Rep. John Legg, R-Port Richey, who chairs the committee, said the overhaul was meant to protect teachers' rights and to stop other schools from doing what the Santa Rosa Schools did, while still permitting students to pray if they want to. Under the newly proposed language, “district school boards, administrative personnel and instructional personnel are prohibited from discouraging or inhibiting the delivery of an inspirational message...”
“It doesn't promote it. It doesn't disparage it. But it mainly focuses on the teachers,” Legg said. “They're not required to leave, they're not required to participate, they're not required to stand up and give disclaimers if someone participates.”

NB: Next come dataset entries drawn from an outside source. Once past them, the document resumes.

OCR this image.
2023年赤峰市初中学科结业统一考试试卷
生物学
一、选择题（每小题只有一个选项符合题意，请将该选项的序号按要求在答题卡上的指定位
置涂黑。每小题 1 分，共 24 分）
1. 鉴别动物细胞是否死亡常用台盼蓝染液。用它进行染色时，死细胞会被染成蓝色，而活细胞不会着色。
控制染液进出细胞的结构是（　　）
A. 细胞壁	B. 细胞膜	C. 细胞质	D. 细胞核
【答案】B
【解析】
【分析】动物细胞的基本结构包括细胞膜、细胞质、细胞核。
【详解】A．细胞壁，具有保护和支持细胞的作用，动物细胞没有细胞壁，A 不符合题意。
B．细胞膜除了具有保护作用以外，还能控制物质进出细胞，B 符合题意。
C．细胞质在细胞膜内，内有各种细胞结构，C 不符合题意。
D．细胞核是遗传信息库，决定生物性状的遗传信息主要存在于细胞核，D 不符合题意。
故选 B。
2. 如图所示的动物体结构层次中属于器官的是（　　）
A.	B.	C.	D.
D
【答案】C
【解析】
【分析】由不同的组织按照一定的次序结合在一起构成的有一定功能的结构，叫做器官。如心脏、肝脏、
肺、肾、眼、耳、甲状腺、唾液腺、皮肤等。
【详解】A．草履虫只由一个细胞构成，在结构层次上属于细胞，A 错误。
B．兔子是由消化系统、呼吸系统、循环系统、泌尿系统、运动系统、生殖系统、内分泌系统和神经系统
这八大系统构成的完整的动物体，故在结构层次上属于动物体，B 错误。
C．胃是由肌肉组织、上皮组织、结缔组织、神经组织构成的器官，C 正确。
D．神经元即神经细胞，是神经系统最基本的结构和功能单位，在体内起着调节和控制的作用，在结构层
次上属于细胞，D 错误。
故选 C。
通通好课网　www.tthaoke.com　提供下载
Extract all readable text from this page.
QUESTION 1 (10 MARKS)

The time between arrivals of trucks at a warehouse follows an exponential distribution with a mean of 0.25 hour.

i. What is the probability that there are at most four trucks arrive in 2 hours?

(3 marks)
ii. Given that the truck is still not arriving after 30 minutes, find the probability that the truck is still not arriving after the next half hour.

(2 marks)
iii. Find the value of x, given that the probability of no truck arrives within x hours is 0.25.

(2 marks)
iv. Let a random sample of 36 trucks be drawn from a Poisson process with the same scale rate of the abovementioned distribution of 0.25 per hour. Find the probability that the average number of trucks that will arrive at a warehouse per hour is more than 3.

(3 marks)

The original proposal would have allowed a prayer to be given at a school-sponsored event if the majority of student participants requested one and if attendance at the event wasn’t required. The legislation had been filed repeatedly over the past several years, but failed to gain traction. Last year, it didn't even get a hearing.
But more lawmakers may be warming to the idea. Legg's committee is set to debate and vote on the measure Wednesday, and Legg expects it to pass.
“I think there's a good likelihood it will move pretty far in the process, Legg said.
The American Civil Liberties Union doesn't believe the new version is any better than the old, said Courtenay Strickland, director of public policy for the organization. Much of the proposal is already part of current law. If students want to say a prayer on their own time, they should, she said.
However, Strickland said, students who want to deliver a prayer during a school event would take time out from the activity and also be pushing one particular set of religious values on the group at large, something that is unfair to students with different beliefs or customs.
“The Legislature can't legalize what the U.S. Constitution prohibits,” she said.